Keine unerwünschten Nebenwirkungen

In der Pre-POINT-Studie wurden Kinder mit einem hohen Erkrankungsrisiko für Typ-1-Diabetes in Deutschland, Österreich, den Vereinigten Staaten und Großbritannien über durchschnittlich ein halbes Jahr einmal täglich mit oralem Insulin behandelt. Die Kontrollgruppe erhielt nur ein wirkungsloses Placebo. Die Gruppe mit dem Wirkstoff nahm das Insulin in unterschiedlicher, im Laufe der Monate ansteigender Dosis als Pulver zusammen mit der Nahrung ein. In der höchsten Dosis (67,5 mg) rief das Insulinpulver schließlich die gewünschte Immunantwort hervor. „Ein wichtiger Befund war zu sehen, dass es keine unerwünschten Nebenwirkungen gab“, kommentiert Studienleiter Prof. Ezio Bonifacio vom TUD-Center for Regenerative Therapies das Ergebnis. „Das zeigt, dass wir die regulären Vorgänge im Körper eines gesunden Kindes, die eine Typ-1-Diabetes-Erkrankung verhindern, erfolgreich nachgeahmt haben.“ Da das Insulin in dieser Verabreichungsform im Magen aufgespalten wird, hatte es keinen Einfluss auf den Blutzuckerspiegel. „Wir vermuten, dass der Hauptanteil der Immunantwort auf das Insulin bereits im Mund abläuft“, ergänzt Bonifacio.

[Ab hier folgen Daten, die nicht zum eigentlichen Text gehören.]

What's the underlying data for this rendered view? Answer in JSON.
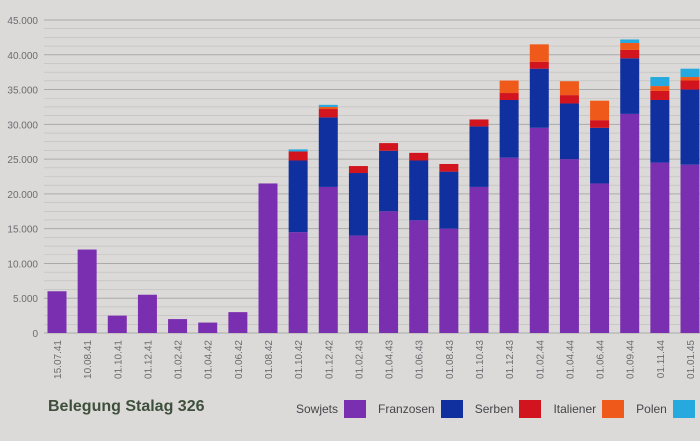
{
  "title": "Belegung Stalag 326",
  "colors": {
    "Sowjets": "#7a2fb0",
    "Franzosen": "#1130a0",
    "Serben": "#d2141e",
    "Italiener": "#ef5a1a",
    "Polen": "#25a9de",
    "grid": "#a4a6a6",
    "axis_text": "#6a6c70"
  },
  "legend": [
    {
      "label": "Sowjets",
      "color_key": "Sowjets"
    },
    {
      "label": "Franzosen",
      "color_key": "Franzosen"
    },
    {
      "label": "Serben",
      "color_key": "Serben"
    },
    {
      "label": "Italiener",
      "color_key": "Italiener"
    },
    {
      "label": "Polen",
      "color_key": "Polen"
    }
  ],
  "chart_data": {
    "type": "bar",
    "stacked": true,
    "title": "Belegung Stalag 326",
    "ylim": [
      0,
      45000
    ],
    "yticks": [
      "0",
      "5.000",
      "10.000",
      "15.000",
      "20.000",
      "25.000",
      "30.000",
      "35.000",
      "40.000",
      "45.000"
    ],
    "grid": true,
    "legend_position": "bottom-right",
    "categories": [
      "15.07.41",
      "10.08.41",
      "01.10.41",
      "01.12.41",
      "01.02.42",
      "01.04.42",
      "01.06.42",
      "01.08.42",
      "01.10.42",
      "01.12.42",
      "01.02.43",
      "01.04.43",
      "01.06.43",
      "01.08.43",
      "01.10.43",
      "01.12.43",
      "01.02.44",
      "01.04.44",
      "01.06.44",
      "01.09.44",
      "01.11.44",
      "01.01.45"
    ],
    "series": [
      {
        "name": "Sowjets",
        "values": [
          6000,
          12000,
          2500,
          5500,
          2000,
          1500,
          3000,
          21500,
          14500,
          21000,
          14000,
          17500,
          16200,
          15000,
          21000,
          25200,
          29500,
          25000,
          21500,
          31500,
          24500,
          24200
        ]
      },
      {
        "name": "Franzosen",
        "values": [
          0,
          0,
          0,
          0,
          0,
          0,
          0,
          0,
          10300,
          10000,
          9000,
          8700,
          8600,
          8200,
          8700,
          8300,
          8500,
          8000,
          8000,
          8000,
          9000,
          10800
        ]
      },
      {
        "name": "Serben",
        "values": [
          0,
          0,
          0,
          0,
          0,
          0,
          0,
          0,
          1300,
          1200,
          1000,
          1100,
          1100,
          1100,
          1000,
          1000,
          1000,
          1200,
          1100,
          1200,
          1300,
          1300
        ]
      },
      {
        "name": "Italiener",
        "values": [
          0,
          0,
          0,
          0,
          0,
          0,
          0,
          0,
          0,
          300,
          0,
          0,
          0,
          0,
          0,
          1800,
          2500,
          2000,
          2800,
          1000,
          700,
          500
        ]
      },
      {
        "name": "Polen",
        "values": [
          0,
          0,
          0,
          0,
          0,
          0,
          0,
          0,
          300,
          300,
          0,
          0,
          0,
          0,
          0,
          0,
          0,
          0,
          0,
          500,
          1300,
          1200
        ]
      }
    ]
  }
}
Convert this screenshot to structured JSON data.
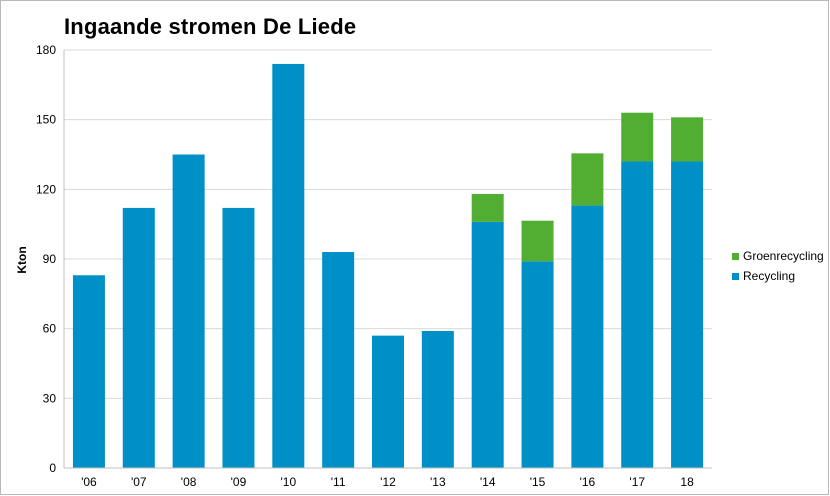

Einzigartig ist bei dieser Doppel-Blind-Studie nach Ansicht von Prof. Anette-Gabriele Ziegler vom ebenfalls beteiligten Institut für Diabetesforschung, dass das Insulin prophylaktisch als Impfstoff zu einem Zeitpunkt verabreicht wurde, an dem die Kinder noch keine Autoimmunreaktion – das heißt noch keine Autoantikörper – entwickelt hatten. „Dies ist eine Revolution bei der Behandlung von Typ-1-Diabetes“, so Ziegler. „Aber die Vorgehensweise ist nur folgerichtig: Wenn das Immunsystem die schützende Immunantwort nicht von selbst lernt, muss die Medizin eben ein bisschen Nachhilfe geben.“

Die Studienergebnisse werden auch von der amerikanischen JDRF (Juvenile Diabetes Research Foundation), die das Projekt mit Fördergeldern unterstützt hat, positiv gewertet: „Die Ergebnisse der Pre-POINT-Studie sind uns ein Ansporn, ein erster Schritt dahin, Typ-1-Diabetes bei Kindern mit hohem Erkrankungsrisiko möglicherweise verhindern zu können“, sagt Julia Greenstein, Vizepräsidentin des Bereiches Discovery Research. „Dies ist eine bedeutende Erkenntnis, und hinsichtlich der Mission der JDRF, eine Welt ohne Typ-1-Diabetes zu realisieren, sind diese Studienergebnisse aufregend und bringen uns einen Schritt näher und in Sichtweite an die Möglichkeit einer oralen Impfstrategie zur Prävention dieser Erkrankung heran.“

In nachfolgenden Studien soll nun eine größere Anzahl von Babys, die Typ-1-Diabetes-Risikogene und erkrankte Verwandte und somit ein hohes Erkrankungsrisiko haben, mit Insulin behandelt werden. Sollte der Impfstoff die Autoimmunerkrankung dauerhaft verhindern, wäre der Weg frei für eine flächendeckende Vorsorgeimpfung.